Now we need to evaluate the line integral. Be careful with this type of line integral. In this case we have both a $dx$ and a $dy$ in the integrand. Recall that this is just a simplified notation for,

$$\displaystyle \int\limits_{C}{{2y\,dx + \left( {1 - x} \right)\,dy}} = \int\limits_{C}{{2y\,dx}} + \int\limits_{C}{{1 - x\,dy}}$$

Then all we need to do is recall that $dx = x'\,dt$ and $dy = y'\,dt$ when we convert the line integral into a “standard” integral.
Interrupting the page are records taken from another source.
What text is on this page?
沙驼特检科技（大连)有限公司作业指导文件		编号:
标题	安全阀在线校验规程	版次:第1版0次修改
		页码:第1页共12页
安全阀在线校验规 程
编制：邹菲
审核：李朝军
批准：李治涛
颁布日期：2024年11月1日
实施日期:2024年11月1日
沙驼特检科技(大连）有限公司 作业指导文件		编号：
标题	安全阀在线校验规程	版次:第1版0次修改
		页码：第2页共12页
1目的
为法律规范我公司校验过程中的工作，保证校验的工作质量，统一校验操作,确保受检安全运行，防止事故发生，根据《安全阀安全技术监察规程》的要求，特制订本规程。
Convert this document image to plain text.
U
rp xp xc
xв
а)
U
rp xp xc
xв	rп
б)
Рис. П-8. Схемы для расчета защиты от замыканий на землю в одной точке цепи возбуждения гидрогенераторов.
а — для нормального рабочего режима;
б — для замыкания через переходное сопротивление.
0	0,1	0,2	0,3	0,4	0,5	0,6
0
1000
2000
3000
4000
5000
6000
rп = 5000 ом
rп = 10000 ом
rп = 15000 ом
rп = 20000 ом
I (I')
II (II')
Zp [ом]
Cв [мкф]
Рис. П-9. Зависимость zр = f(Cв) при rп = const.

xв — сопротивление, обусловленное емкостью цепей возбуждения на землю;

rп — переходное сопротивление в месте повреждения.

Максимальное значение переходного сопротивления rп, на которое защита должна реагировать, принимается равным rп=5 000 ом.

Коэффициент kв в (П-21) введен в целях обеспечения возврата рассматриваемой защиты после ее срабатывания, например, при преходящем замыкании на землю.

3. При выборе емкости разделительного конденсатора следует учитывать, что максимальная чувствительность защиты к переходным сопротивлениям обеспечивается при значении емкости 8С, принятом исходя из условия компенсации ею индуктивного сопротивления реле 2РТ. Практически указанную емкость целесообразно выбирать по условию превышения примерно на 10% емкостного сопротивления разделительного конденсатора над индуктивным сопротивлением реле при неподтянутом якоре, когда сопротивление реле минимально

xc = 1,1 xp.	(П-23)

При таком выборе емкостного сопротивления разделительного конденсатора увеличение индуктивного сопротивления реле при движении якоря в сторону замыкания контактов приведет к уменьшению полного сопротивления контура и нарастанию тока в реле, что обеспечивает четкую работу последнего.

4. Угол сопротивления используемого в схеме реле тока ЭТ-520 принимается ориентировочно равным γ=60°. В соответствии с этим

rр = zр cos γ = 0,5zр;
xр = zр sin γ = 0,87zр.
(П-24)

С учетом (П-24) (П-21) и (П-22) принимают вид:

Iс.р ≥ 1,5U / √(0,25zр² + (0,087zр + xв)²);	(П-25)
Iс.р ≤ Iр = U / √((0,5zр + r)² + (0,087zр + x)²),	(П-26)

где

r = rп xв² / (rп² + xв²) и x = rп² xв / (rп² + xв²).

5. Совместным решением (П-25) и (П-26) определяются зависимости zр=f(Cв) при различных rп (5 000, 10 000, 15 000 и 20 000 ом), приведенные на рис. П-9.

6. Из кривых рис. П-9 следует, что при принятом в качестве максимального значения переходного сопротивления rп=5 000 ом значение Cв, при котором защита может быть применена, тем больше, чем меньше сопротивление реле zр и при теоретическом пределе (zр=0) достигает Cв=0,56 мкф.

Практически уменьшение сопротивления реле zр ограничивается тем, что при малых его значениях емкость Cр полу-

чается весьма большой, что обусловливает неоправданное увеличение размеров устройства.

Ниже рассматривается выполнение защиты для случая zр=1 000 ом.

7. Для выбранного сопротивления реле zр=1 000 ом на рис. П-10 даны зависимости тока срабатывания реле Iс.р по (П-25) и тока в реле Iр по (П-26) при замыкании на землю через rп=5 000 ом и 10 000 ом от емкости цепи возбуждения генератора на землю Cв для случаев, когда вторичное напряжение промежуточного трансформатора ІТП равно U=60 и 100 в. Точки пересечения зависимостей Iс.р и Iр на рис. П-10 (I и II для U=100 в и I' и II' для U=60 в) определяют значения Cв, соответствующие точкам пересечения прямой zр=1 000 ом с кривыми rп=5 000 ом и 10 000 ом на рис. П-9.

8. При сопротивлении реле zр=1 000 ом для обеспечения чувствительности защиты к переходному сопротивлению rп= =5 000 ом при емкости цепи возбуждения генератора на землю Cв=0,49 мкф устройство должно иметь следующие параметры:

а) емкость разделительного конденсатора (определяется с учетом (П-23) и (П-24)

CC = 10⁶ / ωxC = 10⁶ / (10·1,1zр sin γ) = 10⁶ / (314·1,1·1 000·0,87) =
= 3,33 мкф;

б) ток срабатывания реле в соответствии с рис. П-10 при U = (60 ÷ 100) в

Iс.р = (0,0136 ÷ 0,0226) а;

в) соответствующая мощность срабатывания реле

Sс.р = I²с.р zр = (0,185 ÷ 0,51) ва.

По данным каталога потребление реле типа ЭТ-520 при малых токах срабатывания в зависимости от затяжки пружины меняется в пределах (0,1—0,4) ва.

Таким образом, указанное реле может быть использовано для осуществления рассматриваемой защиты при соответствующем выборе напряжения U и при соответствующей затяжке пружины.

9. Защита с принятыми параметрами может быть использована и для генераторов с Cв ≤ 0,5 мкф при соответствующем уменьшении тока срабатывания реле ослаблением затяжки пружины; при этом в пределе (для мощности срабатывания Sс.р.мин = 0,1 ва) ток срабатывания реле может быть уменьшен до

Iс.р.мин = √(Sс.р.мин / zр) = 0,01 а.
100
So, let’s evaluate the line integral. Just remember to “plug in” the parameterization into the integrand (i.e. replace the $x$ and $y$ in the integrand with the $x$ and $y$ components of the parameterization) and to convert the differentials properly.

Here is the line integral.

$$\begin{align*}\int\limits_{C}{{2y\,dx + \left( {1 - x} \right)\,dy}} &= \int\limits_{C}{{2y\,dx}} + \int\limits_{C}{{1 - x\,dy}}\\ & = \int_{{ - 1}}^{2}{{2\left( {1 - {t^3}} \right)\,\,\left( 1 \right)\,dt}} + \int_{{ - 1}}^{2}{{\left( {1 - t} \right)\,\,\left( { - 3{t^2}} \right)\,dt}}\\ & = \int_{{ - 1}}^{2}{{2\left( {1 - {t^3}} \right)\,dt}} - 3\int_{{ - 1}}^{2}{{{t^2} - {t^3}\,dt}}\\ & = \int_{{ - 1}}^{2}{{{t^3} - 3{t^2} + 2\,dt}}\\ & = \left. {\left[ {\frac{1}{4}{t^4} - {t^3} + 2t} \right]} \right|_{ - 1}^2 = \require{bbox} \bbox[2pt,border:1px solid black]{{\frac{3}{4}}}\end{align*}$$

Note that, in this case, we combined the two integrals into a single integral prior to actually evaluating the integral. This doesn’t need to be done but can, on occasion, simplify the integrand and hence the evaluation of the integral.